Durante la stesura del Burattinaio sul tuo blog hai chiesto ai tuoi lettori pareri e opinioni sul lavoro in corso: è una prassi molto interessante. Perché credi sia utile?
«Il confronto è sempre utile. Si scrive per se stessi, ma anche per gli altri e ogni opinione può essere valida. Se a qualcuno non piace una frase, un passaggio, uno snodo nella trama o una descrizione, a mio parere è sempre fruttuoso domandarsi il perché, se si vuole cercare di migliorarsi e di migliorare il testo. Ho imparato che è raro trovare la soluzione che soddisfi chiunque, però sono convinto che più persone “lavorano” su un testo (e più punti di vista diversi sono messi in gioco) e meglio è per quel testo. Non penso che esista una via perfetta per scrivere bene e fortunatamente non credo di possedere la verità assoluta in fatto di scrittura».
In quello che scrivi si ritrova una cura estrema della verosimiglianza. Perché l’attenzione a quest’aspetto è così importante anche in un romanzo fantasy?

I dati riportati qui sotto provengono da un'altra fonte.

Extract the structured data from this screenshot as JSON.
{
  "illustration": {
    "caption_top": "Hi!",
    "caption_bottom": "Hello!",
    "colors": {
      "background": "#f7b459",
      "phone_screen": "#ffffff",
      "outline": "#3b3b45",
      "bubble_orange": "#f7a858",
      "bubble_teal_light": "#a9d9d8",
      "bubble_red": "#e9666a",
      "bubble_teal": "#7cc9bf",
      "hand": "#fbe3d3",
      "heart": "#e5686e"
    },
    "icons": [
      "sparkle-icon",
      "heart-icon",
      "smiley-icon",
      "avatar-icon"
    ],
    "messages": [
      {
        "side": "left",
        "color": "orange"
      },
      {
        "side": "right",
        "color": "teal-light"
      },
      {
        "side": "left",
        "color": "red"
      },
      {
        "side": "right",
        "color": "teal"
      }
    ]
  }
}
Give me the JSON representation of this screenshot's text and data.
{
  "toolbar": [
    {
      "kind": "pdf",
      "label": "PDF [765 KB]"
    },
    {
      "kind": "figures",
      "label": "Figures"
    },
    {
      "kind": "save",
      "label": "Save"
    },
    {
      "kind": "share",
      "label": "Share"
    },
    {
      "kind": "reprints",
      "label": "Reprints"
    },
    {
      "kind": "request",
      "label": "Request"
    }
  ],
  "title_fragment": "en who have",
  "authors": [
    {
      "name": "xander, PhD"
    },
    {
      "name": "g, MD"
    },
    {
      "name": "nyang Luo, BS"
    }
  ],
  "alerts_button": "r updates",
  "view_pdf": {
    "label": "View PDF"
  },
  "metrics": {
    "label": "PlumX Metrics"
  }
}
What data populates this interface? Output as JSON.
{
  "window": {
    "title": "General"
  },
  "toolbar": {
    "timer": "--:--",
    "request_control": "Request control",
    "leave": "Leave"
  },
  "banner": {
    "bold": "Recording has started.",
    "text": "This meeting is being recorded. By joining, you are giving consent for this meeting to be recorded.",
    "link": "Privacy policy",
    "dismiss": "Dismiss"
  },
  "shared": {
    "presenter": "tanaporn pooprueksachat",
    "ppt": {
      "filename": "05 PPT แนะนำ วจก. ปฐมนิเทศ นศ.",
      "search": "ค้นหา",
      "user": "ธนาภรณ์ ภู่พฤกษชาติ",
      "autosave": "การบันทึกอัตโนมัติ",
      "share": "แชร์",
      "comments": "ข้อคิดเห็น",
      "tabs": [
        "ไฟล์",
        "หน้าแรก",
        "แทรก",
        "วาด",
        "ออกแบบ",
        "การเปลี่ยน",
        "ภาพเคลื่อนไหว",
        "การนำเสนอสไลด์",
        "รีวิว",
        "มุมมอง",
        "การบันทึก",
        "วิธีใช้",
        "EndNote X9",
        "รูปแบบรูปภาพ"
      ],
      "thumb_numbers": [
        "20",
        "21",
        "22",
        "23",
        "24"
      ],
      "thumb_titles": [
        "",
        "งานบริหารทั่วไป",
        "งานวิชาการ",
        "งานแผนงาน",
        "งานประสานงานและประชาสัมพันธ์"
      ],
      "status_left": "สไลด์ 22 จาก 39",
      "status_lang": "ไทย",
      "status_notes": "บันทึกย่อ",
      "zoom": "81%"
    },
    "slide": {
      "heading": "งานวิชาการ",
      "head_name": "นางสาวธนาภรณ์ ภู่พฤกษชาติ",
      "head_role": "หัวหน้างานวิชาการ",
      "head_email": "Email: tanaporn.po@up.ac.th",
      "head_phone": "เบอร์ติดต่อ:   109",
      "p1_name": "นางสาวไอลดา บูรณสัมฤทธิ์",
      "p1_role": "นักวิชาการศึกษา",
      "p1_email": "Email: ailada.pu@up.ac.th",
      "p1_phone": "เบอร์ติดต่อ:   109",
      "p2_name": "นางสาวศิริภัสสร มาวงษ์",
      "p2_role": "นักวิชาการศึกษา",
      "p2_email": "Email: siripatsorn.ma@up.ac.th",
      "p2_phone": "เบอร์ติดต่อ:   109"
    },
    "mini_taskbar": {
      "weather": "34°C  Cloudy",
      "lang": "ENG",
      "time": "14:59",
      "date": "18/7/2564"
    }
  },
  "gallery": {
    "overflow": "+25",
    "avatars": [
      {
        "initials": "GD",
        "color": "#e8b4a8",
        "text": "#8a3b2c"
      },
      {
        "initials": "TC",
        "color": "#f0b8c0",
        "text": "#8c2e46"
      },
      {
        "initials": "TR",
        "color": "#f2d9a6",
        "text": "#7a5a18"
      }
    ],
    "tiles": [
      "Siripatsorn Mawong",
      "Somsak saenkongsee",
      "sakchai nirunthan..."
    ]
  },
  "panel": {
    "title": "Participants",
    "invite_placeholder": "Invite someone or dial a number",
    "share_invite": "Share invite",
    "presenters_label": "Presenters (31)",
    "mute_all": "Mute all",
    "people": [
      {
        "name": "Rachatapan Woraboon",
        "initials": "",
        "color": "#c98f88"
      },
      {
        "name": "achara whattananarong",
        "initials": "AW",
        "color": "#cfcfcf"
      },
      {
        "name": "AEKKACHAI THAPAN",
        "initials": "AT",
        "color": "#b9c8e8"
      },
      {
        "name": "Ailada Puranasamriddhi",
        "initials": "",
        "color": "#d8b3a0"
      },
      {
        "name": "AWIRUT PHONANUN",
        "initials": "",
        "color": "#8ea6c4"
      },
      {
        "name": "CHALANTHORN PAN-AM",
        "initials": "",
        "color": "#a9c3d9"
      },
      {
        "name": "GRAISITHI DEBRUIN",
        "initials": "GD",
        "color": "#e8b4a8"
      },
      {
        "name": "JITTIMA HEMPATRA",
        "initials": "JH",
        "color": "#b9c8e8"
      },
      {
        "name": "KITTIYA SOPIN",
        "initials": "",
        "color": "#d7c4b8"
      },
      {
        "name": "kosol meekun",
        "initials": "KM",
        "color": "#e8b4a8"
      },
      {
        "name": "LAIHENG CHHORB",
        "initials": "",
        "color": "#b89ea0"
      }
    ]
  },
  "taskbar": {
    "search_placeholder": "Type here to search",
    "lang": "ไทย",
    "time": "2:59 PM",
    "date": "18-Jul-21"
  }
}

«Be’, in un romanzo fantasy forse è ancor più importante porre attenzione alla verosimiglianza, visto che già chiediamo al lettore di calarsi e “credere” a un’ambientazione inventata di sana pianta. Per quel che riguarda me, in effetti sono piuttosto fissato con plausibilità, coerenza e verosimiglianza. Trovo altamente affascinante cercare di dare consistenza e rendere reale, visibile, annusabile, toccabile, un mondo che è frutto della fantasia. Ritengo che questa sia una delle sfide più stimolanti nello scrivere un romanzo di genere fantasy. Non è un caso, forse, che i miei due romanzi siano considerabili low-fantasy…»
Ci sono degli autori a cui ti ispiri o che tieni come modello di riferimento?
«A dire il vero, non ho particolari autori a cui mi ispiro… Tutto ciò che leggo mi influenza, nel bene o nel male. Mi capita spesso di storcere il naso e di riflettere su quanto e perché una certa scelta non sia felice, così come mi succede di concentrarmi e di soffermarmi in modo spontaneo su passaggi che sento particolarmente riusciti. Se devo fare qualche nome, mi piace lo stile di Lansdale, Wilesford, Simenon, King, Ammanniti…»
Quali sono i libri che dovrebbe leggere chi desidera avvicinarsi al genere fantasy?
«Una domanda troppo complessa. Ne dirò tre che mi sono rimasti impressi: Lo hobbit, La leggenda di Druss e Gli inganni di Locke Lamora».
Cosa manca veramente al fantasy italiano per emanciparsi dai pregiudizi che lo tormentano?
«Un substrato culturale diverso da quello che c’è ancora in Italia. Una maggiore apertura da parte di critici e giornalisti, e una maggiore attenzione, voglia di investire in qualità e impiego di risorse da parte degli editori. Il tutto dovrebbe andare a minare l’idea-pregiudizio di molti secondo cui il fantasy sarebbe un genere ad esclusivo consumo dei giovanissimi o di una nicchia di nerd».
Cosa c’è nel futuro di Francesco Barbi dopo il Burattinaio? Hai già qualche progetto in testa?
«Al momento sto rivedendo un libro di racconti di fantascienza. Una volta messo da parte quello, mi dedicherò a qualcosa di nuovo. Non ho idea di cosa si tratterà, potrebbe essere un giallo pulp ambientato in Toscana così come un romanzo storico, e dunque non posso fare alcuna anticipazione. Ho diverse idee, ma non ho deciso ancora niente. Forse mi allontanerò dal fantasy (per rimanere o meno nell’ambito del fantastico), almeno per un po’».